I never got to tell her I love her.
You will, her heart whispered. You’ll get that chance. You’ll see her again.
Will you?
She shook off the maudlin thoughts as a figure stepped out of an open door, three houses up. It was the gentleman she’d seen leaving the courthouse. That’s him.
“Judge Vilter?” She hurried her steps to catch up to the man. He half-turned at the sound of her call. “Consulate Judge Vilter! A moment, please!”
The man sighed a very weary, mature sort of sigh, and paused. He turned to face Payton fully, taking in the teenage girl. She suddenly felt far underdressed for this conversation.
She steeled her chin and continued on. “I’ve been hoping to speak with you about a case you took two weeks ago? With Davi Edmara?”
The judge’s weary expression carefully blanked. “Davi Edmara… Davi Edmara…” He shook his head. “I am afraid I take many cases every day-”
“Many treason cases?” Payton challenged. Surely this man, this judge who had distrusted everything about her life, couldn’t have forgotten.
“Treason? Oh, well… I suppose I do remember one such case.” Judge Vilter’s eyes flitted up and down the street.
Looking for his carriage, Payton supposed.
“It’s only that, well, we haven’t heard anything since that day. About where she is, or what happened? Her father and I… we’re awfully worried.”
Graham Vilter finally paused and gave the young girl his full attention. “Are you her sister?” Good stars, please let this not be the girl’s sister.
Payton shook her head soundly. “No, no. I’m her-” Her what? Lover? Best friend?
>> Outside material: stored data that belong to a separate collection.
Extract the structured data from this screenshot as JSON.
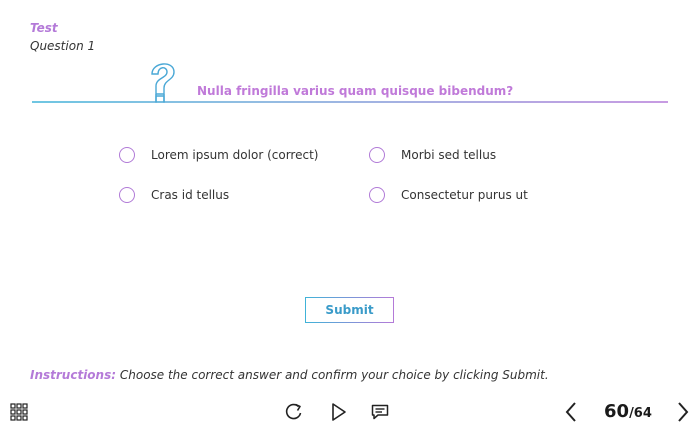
{
  "quiz": {
    "title": "Test",
    "subtitle": "Question 1",
    "question": "Nulla fringilla varius quam quisque bibendum?",
    "options": [
      {
        "label": "Lorem ipsum dolor (correct)",
        "selected": false
      },
      {
        "label": "Morbi sed tellus",
        "selected": false
      },
      {
        "label": "Cras id tellus",
        "selected": false
      },
      {
        "label": "Consectetur purus ut",
        "selected": false
      }
    ],
    "submit_label": "Submit"
  },
  "instructions": {
    "label": "Instructions:",
    "text": " Choose the correct answer and confirm your choice by clicking Submit."
  },
  "toolbar": {
    "menu_icon": "grid-menu-icon",
    "replay_icon": "replay-icon",
    "play_icon": "play-icon",
    "comments_icon": "comment-icon",
    "prev_icon": "chevron-left-icon",
    "next_icon": "chevron-right-icon",
    "page_current": "60",
    "page_total": "/64"
  },
  "colors": {
    "accent_purple": "#b47ad8",
    "accent_blue": "#3fb3d8"
  }
}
Best friend-turned-lover-but-they-hadn’t-actually-talked-about-it-yet? “Do you know where she is?”
The judge simply shook his head. “I’m not at liberty to say.”
“Please.”
And it was in this moment, with Payton Ladrón’s hopeful eyes gazing up at him, that the first niggle of regret wormed its way through Graham Vilter’s chest. “H-her case was transferred. To another station. That is all I know.”
The young girl deflated. “Oh, okay.” She held out a card. “Well, if you hear anything more, will you let me know?”
Graham Vilter took the card with a sound that he hoped came across as agreeable. Then the young girl walked away, and Vilter almost called after her. To do what, he didn’t know.
He didn’t have a chance to find out, because just then the door to his fiancé’s apartment swung open and the infuriating woman strode out. She stuffed something into his hands — his hat, which he must have left behind in his desperation to escape the cloying drawing room — and spat something poisonous-sounding in her beautiful language.
“Well then,” she said firmly. And she was striding back up her front steps.
The door to her apartment slammed behind her.
Graham Vilter shot the closed door a simmering glare, before starting off down the street, back to the safety of his Courthouse, all thoughts of Payton Ladrón and Davi Edmara swiftly discarded.